Bad words in youth fiction
“Mom, one of the books you got for me has bad words in it. I mean, real bad words, not just inappropriate words,” my 10yo son confessed to me.
I was rather surprised. We go to the library every two weeks or so, and our modus operandi is that, while the boys play on the computers, I pick out books for them. I have, many times, offered to let them pick out books for themselves, but other than a few suggestions they might have, they say, “We like the books you pick out.” I select a mix of fiction and non-, classics and more recent stories, easy “fluff” and more meaty works, and usually throw in a book or two of Christian fiction, of which our library has a surprisingly large selection.

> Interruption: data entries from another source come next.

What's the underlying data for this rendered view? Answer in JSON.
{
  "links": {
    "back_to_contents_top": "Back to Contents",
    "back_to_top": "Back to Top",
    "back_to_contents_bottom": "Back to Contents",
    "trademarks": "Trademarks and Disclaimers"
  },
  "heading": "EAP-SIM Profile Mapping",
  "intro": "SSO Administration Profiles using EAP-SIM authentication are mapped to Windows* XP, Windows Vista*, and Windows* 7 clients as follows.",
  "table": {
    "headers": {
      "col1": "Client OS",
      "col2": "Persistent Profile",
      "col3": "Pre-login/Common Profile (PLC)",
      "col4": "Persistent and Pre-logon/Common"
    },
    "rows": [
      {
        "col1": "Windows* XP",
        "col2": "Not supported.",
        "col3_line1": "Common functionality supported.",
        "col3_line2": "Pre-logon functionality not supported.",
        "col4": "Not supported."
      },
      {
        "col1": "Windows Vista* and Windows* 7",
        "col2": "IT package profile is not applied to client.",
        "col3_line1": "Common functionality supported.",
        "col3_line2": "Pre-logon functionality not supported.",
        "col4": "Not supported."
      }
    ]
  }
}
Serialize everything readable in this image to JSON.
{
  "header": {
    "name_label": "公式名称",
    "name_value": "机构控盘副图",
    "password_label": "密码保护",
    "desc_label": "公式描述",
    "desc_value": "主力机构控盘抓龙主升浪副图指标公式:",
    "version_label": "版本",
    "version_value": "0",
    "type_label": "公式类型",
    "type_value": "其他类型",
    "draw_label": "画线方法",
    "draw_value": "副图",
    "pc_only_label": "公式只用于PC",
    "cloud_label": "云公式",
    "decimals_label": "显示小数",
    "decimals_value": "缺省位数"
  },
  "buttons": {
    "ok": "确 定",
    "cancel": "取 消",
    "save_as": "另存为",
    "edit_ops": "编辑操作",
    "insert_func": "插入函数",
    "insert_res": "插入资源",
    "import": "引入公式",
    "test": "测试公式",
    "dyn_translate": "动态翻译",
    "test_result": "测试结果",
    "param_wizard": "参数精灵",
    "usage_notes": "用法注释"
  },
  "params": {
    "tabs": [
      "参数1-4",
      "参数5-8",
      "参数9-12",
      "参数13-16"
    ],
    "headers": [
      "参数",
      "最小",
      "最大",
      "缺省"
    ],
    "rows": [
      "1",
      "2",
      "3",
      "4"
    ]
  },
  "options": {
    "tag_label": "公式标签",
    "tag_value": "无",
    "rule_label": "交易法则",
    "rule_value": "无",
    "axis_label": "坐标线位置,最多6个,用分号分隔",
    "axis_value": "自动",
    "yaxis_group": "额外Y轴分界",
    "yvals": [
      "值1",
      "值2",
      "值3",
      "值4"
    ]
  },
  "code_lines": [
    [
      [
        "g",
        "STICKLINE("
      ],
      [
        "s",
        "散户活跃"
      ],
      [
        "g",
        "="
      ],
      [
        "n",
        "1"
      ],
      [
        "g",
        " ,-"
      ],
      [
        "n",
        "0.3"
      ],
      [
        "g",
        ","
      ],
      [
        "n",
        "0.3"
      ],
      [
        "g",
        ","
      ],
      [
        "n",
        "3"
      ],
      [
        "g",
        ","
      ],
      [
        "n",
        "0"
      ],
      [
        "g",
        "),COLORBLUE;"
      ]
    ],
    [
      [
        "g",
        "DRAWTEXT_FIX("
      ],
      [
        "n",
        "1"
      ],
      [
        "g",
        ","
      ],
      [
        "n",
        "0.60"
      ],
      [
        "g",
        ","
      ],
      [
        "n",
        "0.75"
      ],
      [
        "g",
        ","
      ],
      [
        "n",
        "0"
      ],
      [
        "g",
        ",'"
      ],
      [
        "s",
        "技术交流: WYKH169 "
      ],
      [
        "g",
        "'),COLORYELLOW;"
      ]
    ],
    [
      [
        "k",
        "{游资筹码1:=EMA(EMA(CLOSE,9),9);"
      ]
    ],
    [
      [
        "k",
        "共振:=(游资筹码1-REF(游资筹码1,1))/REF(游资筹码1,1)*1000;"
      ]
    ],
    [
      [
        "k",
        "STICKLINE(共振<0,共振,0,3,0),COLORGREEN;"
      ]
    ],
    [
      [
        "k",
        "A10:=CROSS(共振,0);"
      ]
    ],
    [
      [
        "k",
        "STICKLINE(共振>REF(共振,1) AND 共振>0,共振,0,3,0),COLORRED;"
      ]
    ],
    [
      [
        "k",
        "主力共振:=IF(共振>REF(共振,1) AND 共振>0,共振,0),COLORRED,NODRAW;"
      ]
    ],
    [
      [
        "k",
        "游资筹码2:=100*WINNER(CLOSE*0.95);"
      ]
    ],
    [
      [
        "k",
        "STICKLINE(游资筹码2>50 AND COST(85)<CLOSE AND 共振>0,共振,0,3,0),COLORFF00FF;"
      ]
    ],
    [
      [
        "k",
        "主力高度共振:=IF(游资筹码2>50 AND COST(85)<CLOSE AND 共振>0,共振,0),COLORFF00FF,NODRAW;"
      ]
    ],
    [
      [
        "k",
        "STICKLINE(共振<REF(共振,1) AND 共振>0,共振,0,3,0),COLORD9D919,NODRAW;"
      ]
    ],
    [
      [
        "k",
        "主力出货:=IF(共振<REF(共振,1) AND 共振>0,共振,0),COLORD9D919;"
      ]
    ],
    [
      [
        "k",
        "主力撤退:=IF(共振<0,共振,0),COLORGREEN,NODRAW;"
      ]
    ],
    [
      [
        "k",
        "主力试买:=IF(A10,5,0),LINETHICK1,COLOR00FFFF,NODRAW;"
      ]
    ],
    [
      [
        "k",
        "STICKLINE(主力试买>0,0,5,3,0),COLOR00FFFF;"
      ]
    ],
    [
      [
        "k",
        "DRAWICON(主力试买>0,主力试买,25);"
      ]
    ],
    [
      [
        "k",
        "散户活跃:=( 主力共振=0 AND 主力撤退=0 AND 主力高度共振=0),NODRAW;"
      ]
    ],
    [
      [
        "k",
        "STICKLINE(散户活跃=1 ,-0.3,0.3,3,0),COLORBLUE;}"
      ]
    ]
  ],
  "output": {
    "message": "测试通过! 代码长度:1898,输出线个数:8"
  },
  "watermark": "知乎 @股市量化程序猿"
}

He brought me the offending book. I looked at the title: Snow Dog by Jim Kjelgaard. Kjelgaard, who wrote his youth fiction more than 50 years ago, invariably books of adventure, usually involving some northern clime, and always involving dogs, rather along the lines of Jack London.
Surpressing a smile at my suspicions, I asked him, “So, what words did the author use?”
“The b-word. Several times, mom.”
Really working to keep that smile from lurking at the corners of my mouth, I told him, “That word, when used in its original sense, is not a bad word. It is supposed to refer to a female dog. But, nowadays, it’s most often used inappropriately, when someone wants to speak badly of a woman.”
With visible relief, Ethan said, “He used it in the proper sense, then, Mom.”
“Did you finish the book?” I wondered if his sense of propriety had kept him from reading it.
It didn’t: “Yeah, I did, in my quiet time. It was a really good book. I’m glad that he didn’t really use bad words.”
So, more Kjelgaard books are surely in our future, bad words and all.